Sabra Lane: Six months after a huge hailstorm, the residents of Harden in New South Wales are still waiting for their homes and businesses to be repaired. The storm lasted less than an hour but caused nearly $6 million in damage and locals say insurance companies are to blame for the delays. Rachel Holdsworth reports.
Local: Oh no, what's happening?
Rachel Holdsworth: The chaotic early hours of a Monday morning in February when a freak hailstorm ripped through the small town of Harden in south east New South Wales.
Local: Oh my god, I'm scared.
Rachel Holdsworth: Workouts at the local gym were cut short as 40mm of hail and 70mm of rain dropped in the space of an hour. Owner Ros Stewart watched her business fall apart before her eyes.
Ros Stewart: We just heard a noise that was unbelievable with hail and rain and before we knew it we were trying to dodge roof tiles that were falling down, trying to get the people that were in here out.
Rachel Holdsworth: To stay open during the repair works, Ros Stewart has moved the gym down the road to a temporary site. But it's cut the number of daily visitors from 50 to just 10.
Ros Stewart: We've got about 10 pieces of equipment down there because its floors are wooden and it can't take the weight of the equipment.
Rachel Holdsworth: She spent months negotiating with her insurance provider AIG Insurance. Her payout came through earlier this month but it only covered about a third of her estimated losses.

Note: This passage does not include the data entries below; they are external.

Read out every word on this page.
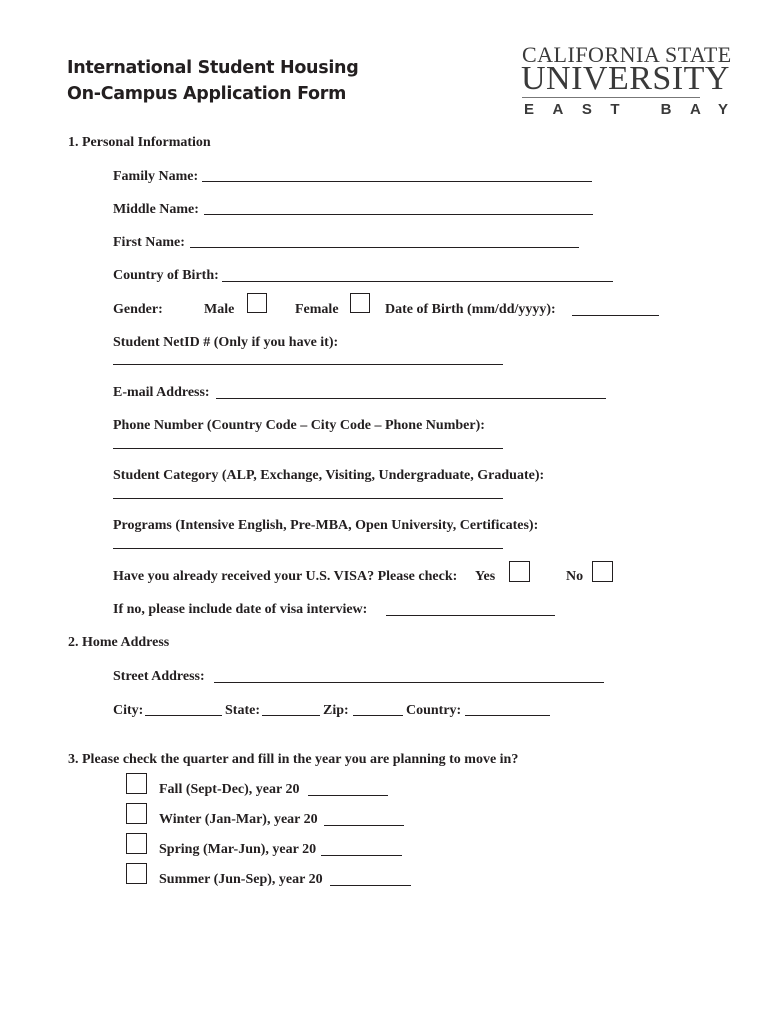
International Student Housing
On-Campus Application Form
CALIFORNIA STATE
UNIVERSITY
EAST BAY
1. Personal Information
Family Name:
Middle Name:
First Name:
Country of Birth:
Gender:	Male	Female	Date of Birth (mm/dd/yyyy):
Student NetID # (Only if you have it):
E-mail Address:
Phone Number (Country Code – City Code – Phone Number):
Student Category (ALP, Exchange, Visiting, Undergraduate, Graduate):
Programs (Intensive English, Pre-MBA, Open University, Certificates):
Have you already received your U.S. VISA? Please check: Yes	No
If no, please include date of visa interview:
2. Home Address
Street Address:
City:	State:	Zip:	Country:
3. Please check the quarter and fill in the year you are planning to move in?
Fall (Sept-Dec), year 20
Winter (Jan-Mar), year 20
Spring (Mar-Jun), year 20
Summer (Jun-Sep), year 20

Ros Stewart: This was not just a normal storm, this was a freak natural disaster that no building could withstand. There's a whole other fight for us to have. We've been sold an insurance policy that didn't cover what we should have had.
Rachel Holdsworth: AIG declined to comment. More than 500 insurance claims have been made in Harden since the storm for a population of under 2,000. Around half of them are still outstanding. The Insurance Council of Australia and several providers visited Harden earlier this month in an effort to process more claims through in-person meetings. Liam Walter is the Director of Extreme Weather Response and Mitigation at the Insurance Council.
Liam Walter: The event that happened here, quite significant serious damage. So replacing roofs and replacing water damage, it does take a bit of time. So those that are still open at this point, it'll be complexity of the claim, the different types of materials, the different types of repairs will dictate.
Rachel Holdsworth: He says there are challenges that come from mass insurance claims outside metro areas and it's too early to say whether it will cause insurance premiums to rise in Harden.
Liam Walter: Certainly at a global level, the increase in severity of events is contributing to increasing premiums but there's other factors at play there.
Rachel Holdsworth: Hilltops Council General Manager Anthony O'Reilly says the council is waiting on its own repairs. He says it's taking a while but the town will bounce back.
Anthony O'Reilly: The community spirit has been fantastic. People have backed each other, people have helped each other. It's warming, it's great to see.
Sabra Lane: The General Manager of Hilltops Council Anthony O'Reilly ending Rachel Holdworth's report.